La respuesta es simple: “La especie humana, desde entonces, se comporta como una verdadera plaga que pretende acabar con lo que le rodea.”

“Yo no seré cómplice de esta barbarie y abandonaré la civilización del tiempo”, me dije; y al mirar mi brazo izquierdo pude ver en él, rodeando la muñeca, un reloj suizo de un valor aproximado de trescientos cincuenta euros. Rápido me lo quité, con la intención de librarme de su dominio, y por un instante pensé en regalárselo a la primera persona que pasara por mi lado, pero luego recapacité y concluí no hacer semejante daño al prójimo, y acabé arrojándolo por una alcantarilla. He de admitir que en un primer momento me sentí aliviado, pero enseguida tomé conciencia de la responsabilidad de mi decisión y de que tirar el reloj no bastaría para superar el nefasto influjo del tiempo. En consecuencia, al día siguiente, y tratando ser lo más congruente posible, decidí despedirme de la empresa donde trabajaba como ejecutivo, con un sueldo de cinco mil euros mensuales, además de dejar mi bonita casa con jardín, totalmente equipada, aunque con una hipoteca pagadera a treinta años (ahí quedaba el sueño que ya quisieran muchos, un modo de vida generalizado construido bajo las leyes del tiempo). Tomé la precaución, como es de suponer, de sacar todo mi dinero del banco, para así pegarle un literal y definitivo corte de mangas a toda mi existencia anterior. Muchos eran los segundos, los minutos, las horas, los días, las semanas, los años, que había vivido bajo la perspectiva y sumisión de un sistema ficticio, algo tan artificioso como el valor de todos aquellos papeles de colores a los que se les asigna una cantidad, un dinero tan falso como la materia del tiempo, un engaño para que el hombre siga oprimiendo a sus semejantes. Nadie se da cuenta de esto y por tanto nadie hace nada, y el balido de toda la Humanidad resuena en los ecos de su ignorancia: ¡Beee, beee, beee, beee, beee…!
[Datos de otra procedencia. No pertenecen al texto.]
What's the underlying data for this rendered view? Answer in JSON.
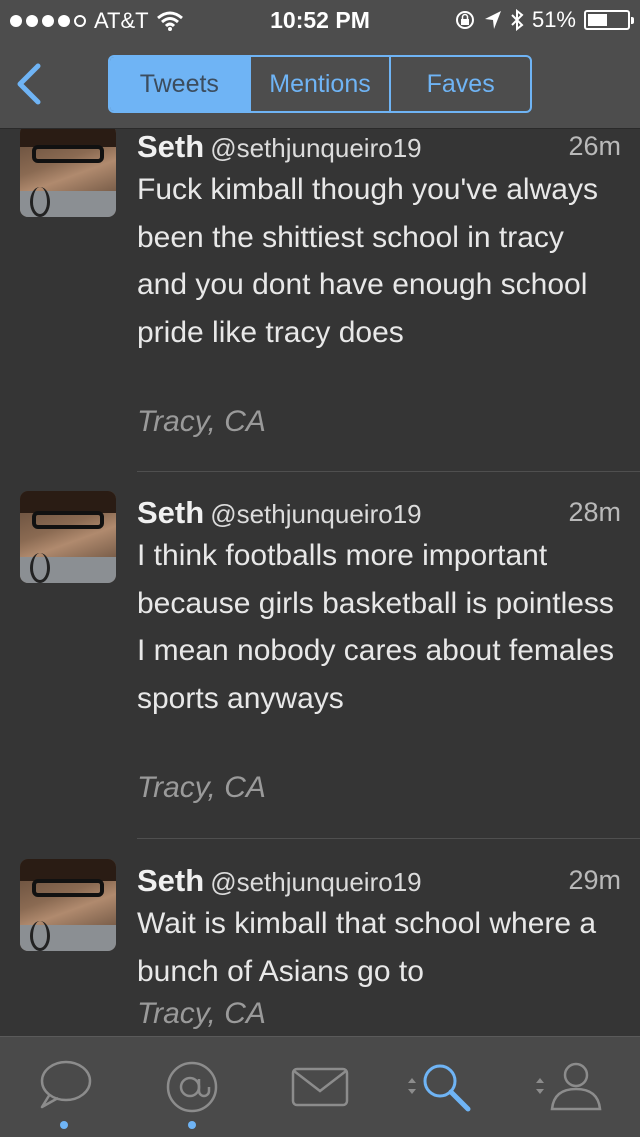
{
  "status_bar": {
    "carrier": "AT&T",
    "time": "10:52 PM",
    "battery": "51%",
    "battery_level": 0.51
  },
  "nav": {
    "segments": [
      "Tweets",
      "Mentions",
      "Faves"
    ],
    "selected": "Tweets"
  },
  "tweets": [
    {
      "name": "Seth",
      "handle": "@sethjunqueiro19",
      "time": "26m",
      "text": "Fuck kimball though you've always been the shittiest school in tracy and you dont have enough school pride like tracy does",
      "location": "Tracy, CA"
    },
    {
      "name": "Seth",
      "handle": "@sethjunqueiro19",
      "time": "28m",
      "text": "I think footballs more important because girls basketball is pointless I mean nobody cares about females sports anyways",
      "location": "Tracy, CA"
    },
    {
      "name": "Seth",
      "handle": "@sethjunqueiro19",
      "time": "29m",
      "text": "Wait is kimball that school where a bunch of Asians go to",
      "location": "Tracy, CA"
    }
  ],
  "tabbar": {
    "icons": [
      "speech-bubble-icon",
      "at-sign-icon",
      "envelope-icon",
      "search-icon",
      "profile-icon"
    ],
    "active_color": "#6fb4f5"
  }
}
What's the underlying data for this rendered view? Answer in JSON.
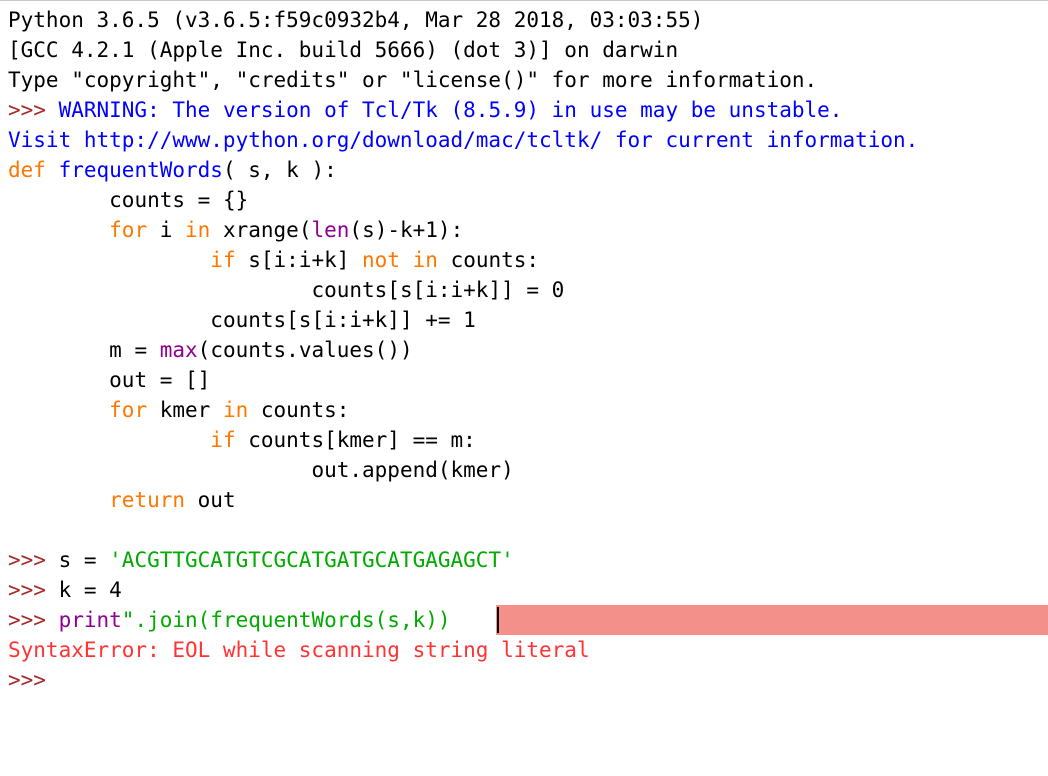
{
  "colors": {
    "background": "#ffffff",
    "keyword": "#ff7700",
    "definition": "#0000ff",
    "builtin": "#900090",
    "string": "#00aa00",
    "prompt": "#a52a2a",
    "stdout_warning": "#0000ff",
    "error": "#ff3333",
    "error_highlight": "#f4908a"
  },
  "banner": {
    "line1": "Python 3.6.5 (v3.6.5:f59c0932b4, Mar 28 2018, 03:03:55)",
    "line2": "[GCC 4.2.1 (Apple Inc. build 5666) (dot 3)] on darwin",
    "line3": "Type \"copyright\", \"credits\" or \"license()\" for more information."
  },
  "warning": {
    "prompt": ">>> ",
    "line1": "WARNING: The version of Tcl/Tk (8.5.9) in use may be unstable.",
    "line2": "Visit http://www.python.org/download/mac/tcltk/ for current information."
  },
  "code": {
    "l1": {
      "kw": "def",
      "name": "frequentWords",
      "rest": "( s, k ):"
    },
    "l2": {
      "indent": "        ",
      "text": "counts = {}"
    },
    "l3": {
      "indent": "        ",
      "kw1": "for",
      "t1": " i ",
      "kw2": "in",
      "t2": " xrange(",
      "bi": "len",
      "t3": "(s)-k+1):"
    },
    "l4": {
      "indent": "                ",
      "kw1": "if",
      "t1": " s[i:i+k] ",
      "kw2": "not",
      "t2": " ",
      "kw3": "in",
      "t3": " counts:"
    },
    "l5": {
      "indent": "                        ",
      "text": "counts[s[i:i+k]] = 0"
    },
    "l6": {
      "indent": "                ",
      "text": "counts[s[i:i+k]] += 1"
    },
    "l7": {
      "indent": "        ",
      "t1": "m = ",
      "bi": "max",
      "t2": "(counts.values())"
    },
    "l8": {
      "indent": "        ",
      "text": "out = []"
    },
    "l9": {
      "indent": "        ",
      "kw1": "for",
      "t1": " kmer ",
      "kw2": "in",
      "t2": " counts:"
    },
    "l10": {
      "indent": "                ",
      "kw1": "if",
      "t1": " counts[kmer] == m:"
    },
    "l11": {
      "indent": "                        ",
      "text": "out.append(kmer)"
    },
    "l12": {
      "indent": "        ",
      "kw1": "return",
      "t1": " out"
    }
  },
  "session": {
    "prompt": ">>> ",
    "s_assign": "s = ",
    "s_value": "'ACGTTGCATGTCGCATGATGCATGAGAGCT'",
    "k_assign": "k = 4",
    "print_kw": "print",
    "print_rest": "\".join(frequentWords(s,k))",
    "error": "SyntaxError: EOL while scanning string literal",
    "final_prompt": ">>> "
  }
}
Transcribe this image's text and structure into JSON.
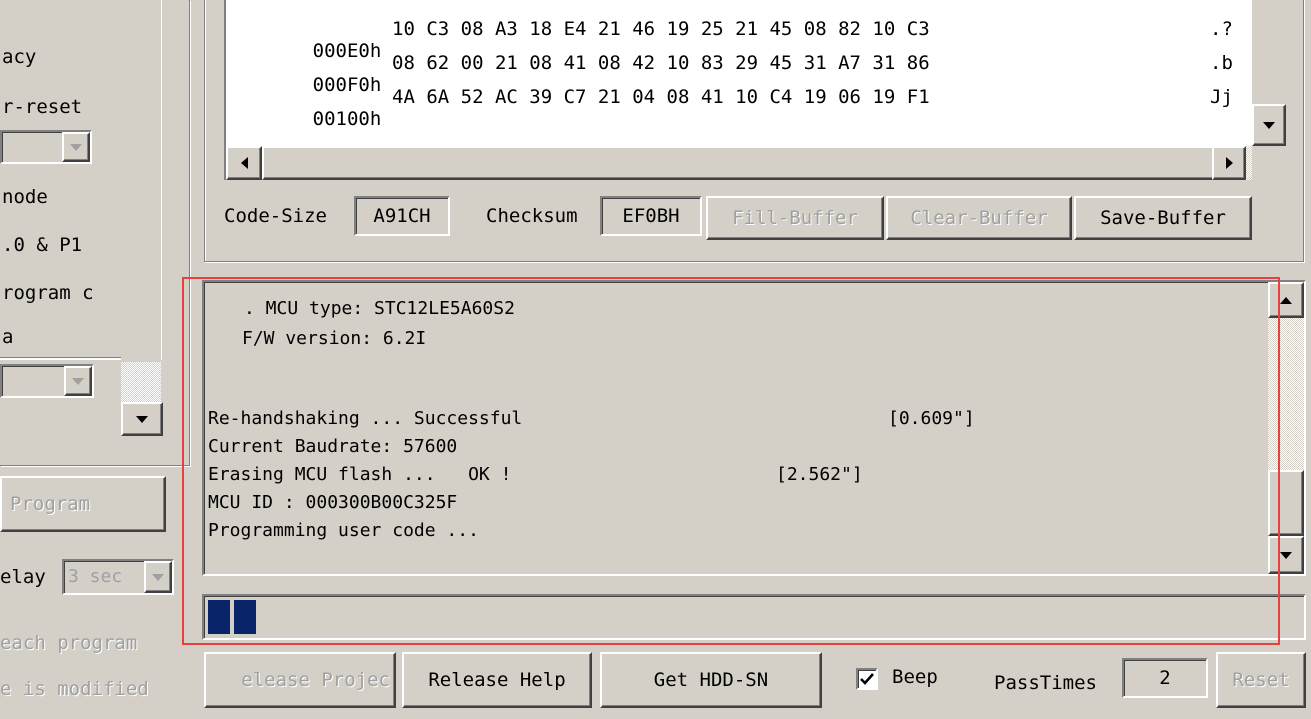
{
  "left_panel": {
    "labels": [
      "acy",
      "r-reset",
      "node",
      ".0 & P1",
      "rogram c",
      "a"
    ],
    "combo1_value": "",
    "combo2_value": "",
    "program_button": "Program",
    "delay_label": "elay",
    "delay_value": "3 sec",
    "each_program": "each program",
    "is_modified": "e is modified"
  },
  "hex_view": {
    "rows": [
      {
        "addr": "000E0h",
        "bytes": "10 C3 08 A3 18 E4 21 46 19 25 21 45 08 82 10 C3",
        "ascii": ".?"
      },
      {
        "addr": "000F0h",
        "bytes": "08 62 00 21 08 41 08 42 10 83 29 45 31 A7 31 86",
        "ascii": ".b"
      },
      {
        "addr": "00100h",
        "bytes": "4A 6A 52 AC 39 C7 21 04 08 41 10 C4 19 06 19 F1",
        "ascii": "Jj"
      }
    ]
  },
  "buffer_bar": {
    "code_size_label": "Code-Size",
    "code_size_value": "A91CH",
    "checksum_label": "Checksum",
    "checksum_value": "EF0BH",
    "fill_buffer": "Fill-Buffer",
    "clear_buffer": "Clear-Buffer",
    "save_buffer": "Save-Buffer"
  },
  "log": {
    "lines": [
      {
        "text": ". MCU type: STC12LE5A60S2"
      },
      {
        "text": "F/W version: 6.2I"
      },
      {
        "text": "Re-handshaking ... Successful"
      },
      {
        "text": "Current Baudrate: 57600"
      },
      {
        "text": "Erasing MCU flash ...   OK !"
      },
      {
        "text": "MCU ID : 000300B00C325F"
      },
      {
        "text": "Programming user code ..."
      }
    ],
    "times": [
      "[0.609\"]",
      "[2.562\"]"
    ]
  },
  "progress": {
    "filled_blocks": 2,
    "color": "#0A246A"
  },
  "bottom_bar": {
    "release_project": "elease Projec",
    "release_help": "Release Help",
    "get_hdd_sn": "Get HDD-SN",
    "beep_label": "Beep",
    "beep_checked": true,
    "pass_times_label": "PassTimes",
    "pass_times_value": "2",
    "reset": "Reset"
  },
  "highlight_color": "#E84040"
}
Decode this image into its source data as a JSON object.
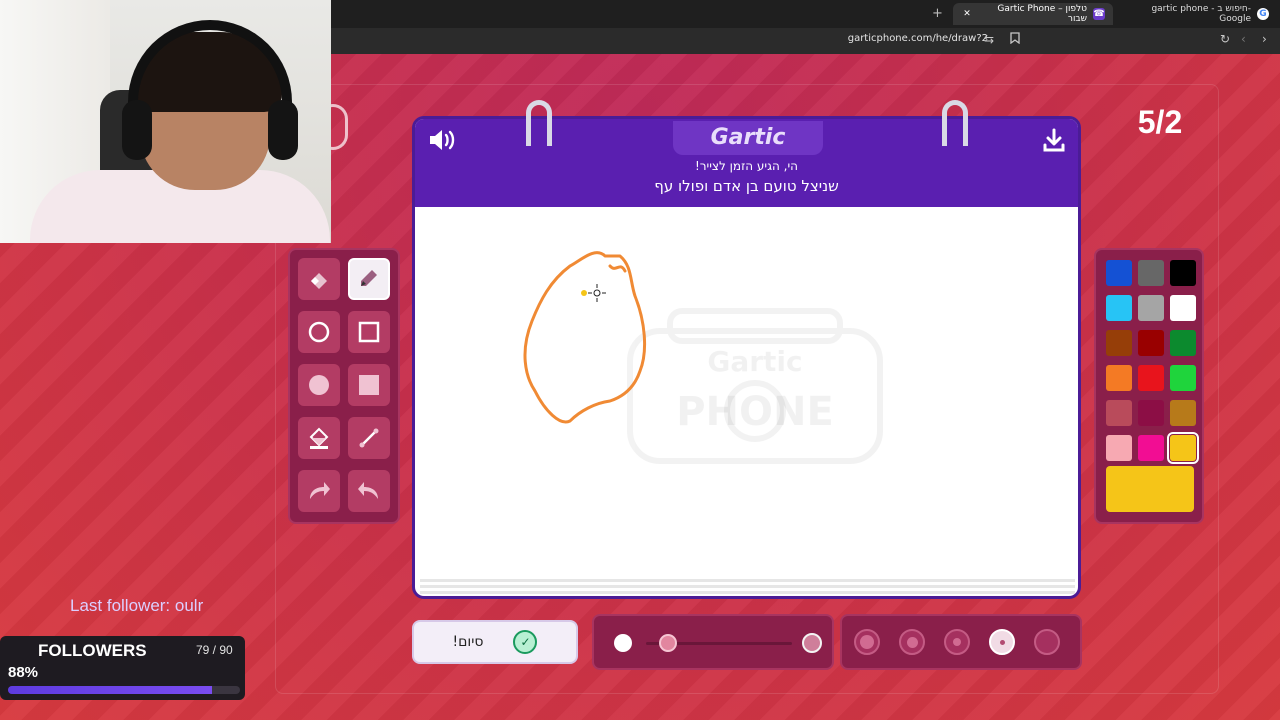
{
  "browser": {
    "tabs": [
      {
        "label": "Gartic Phone – טלפון שבור",
        "active": true
      },
      {
        "label": "gartic phone - חיפוש ב-Google",
        "active": false
      }
    ],
    "url": "garticphone.com/he/draw?2",
    "new_tab": "+"
  },
  "game": {
    "logo": "Gartic",
    "watermark": "Gartic PHONE",
    "subtitle": "הי, הגיע הזמן לצייר!",
    "prompt": "שניצל טועם בן אדם ופולו עף",
    "round_counter": "5/2",
    "done_label": "סיום!",
    "current_color": "#f5c518",
    "palette": [
      "#1451d4",
      "#676767",
      "#000000",
      "#27c4f5",
      "#a5a5a5",
      "#ffffff",
      "#963e08",
      "#990000",
      "#0c8a2e",
      "#f47a24",
      "#e8141c",
      "#1fd43c",
      "#b94b5b",
      "#8c0e45",
      "#b77a1a",
      "#f7a9b2",
      "#f20d93",
      "#f5c518"
    ],
    "selected_swatch_index": 17,
    "opacity_fraction": 0.1,
    "size_options": 5,
    "selected_size_index": 3
  },
  "overlay": {
    "last_follower": "Last follower: oulr",
    "followers_label": "FOLLOWERS",
    "followers_count": "79 / 90",
    "followers_percent": "88%",
    "followers_fraction": 0.88
  },
  "colors": {
    "stroke": "#f08a34",
    "accent_purple": "#5a1fb0"
  }
}
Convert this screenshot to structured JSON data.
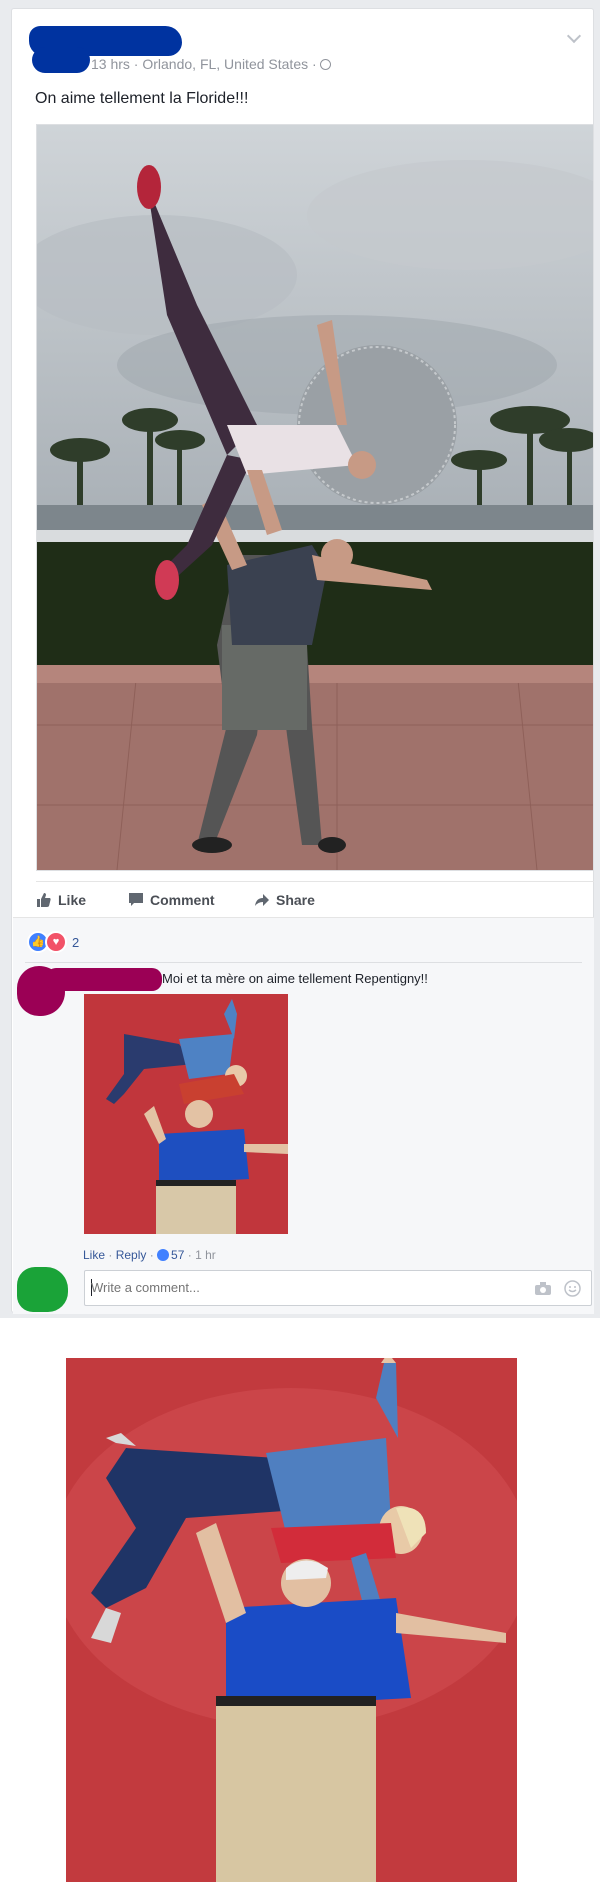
{
  "post": {
    "meta": "13 hrs · Orlando, FL, United States ·",
    "text": "On aime tellement la Floride!!!",
    "actions": {
      "like": "Like",
      "comment": "Comment",
      "share": "Share"
    },
    "reaction_count": "2"
  },
  "comment": {
    "text": "Moi et ta mère on aime tellement Repentigny!!",
    "like_label": "Like",
    "reply_label": "Reply",
    "likes_count": "57",
    "time": "1 hr",
    "separator": " · "
  },
  "composer": {
    "placeholder": "Write a comment..."
  },
  "colors": {
    "background": "#e9ebee",
    "link": "#365899",
    "like_blue": "#4080ff",
    "love_red": "#f25268"
  },
  "icons": [
    "chevron-down-icon",
    "globe-icon",
    "like-icon",
    "comment-icon",
    "share-icon",
    "camera-icon",
    "smiley-icon"
  ]
}
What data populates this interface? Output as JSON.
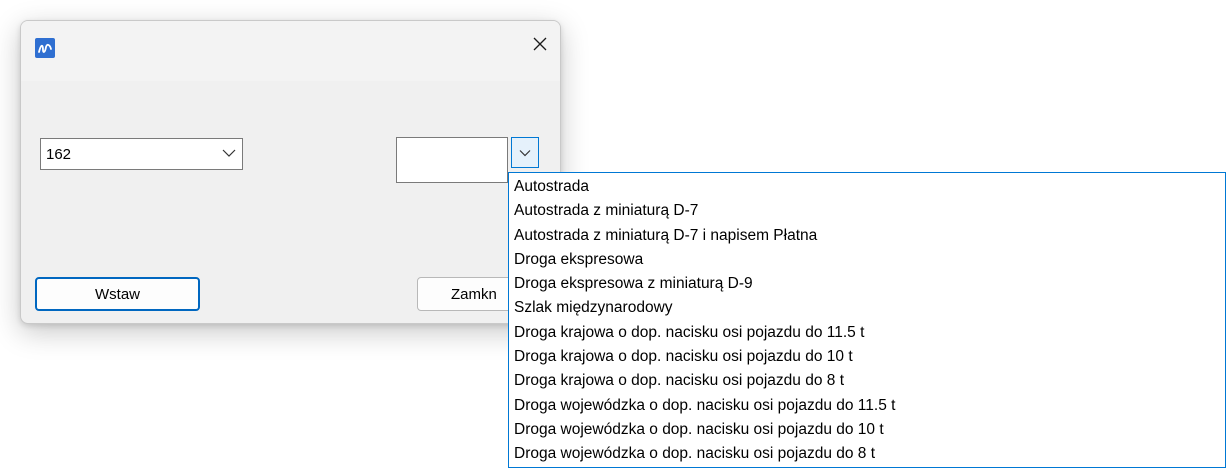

El siguiente paso, dentro de mis planes, fue comprar un par de cabras y unas gallinas, para luego tomar rumbo, con unos cuantos enseres que metí dentro de una mochila, hacia las montañas del norte de mi ciudad. A un lado de la carretera abandoné el automóvil, no sin antes prenderle fuego con los quince mil y pico euros que ya no necesitaba. Total, me quedaban tres años de letras para terminar de pagarlo (ya valores, en tiempo y cantidad, sin ningún sentido), y ardió soltando al aire la tremenda humareda de su impagable deuda. Casi me dieron ganas de proferir una carcajada, pero me limité a pegarle otro literal corte de mangas al último vestigio de mi vida: un BMW último modelo ahora envuelto en llamas. Y ahí lo dejé, entre el crujir y las chispas de su combustión, cuando por un camino de tierra me interné con mis dos cabras, mis gallinas y con la mochila a la espalda.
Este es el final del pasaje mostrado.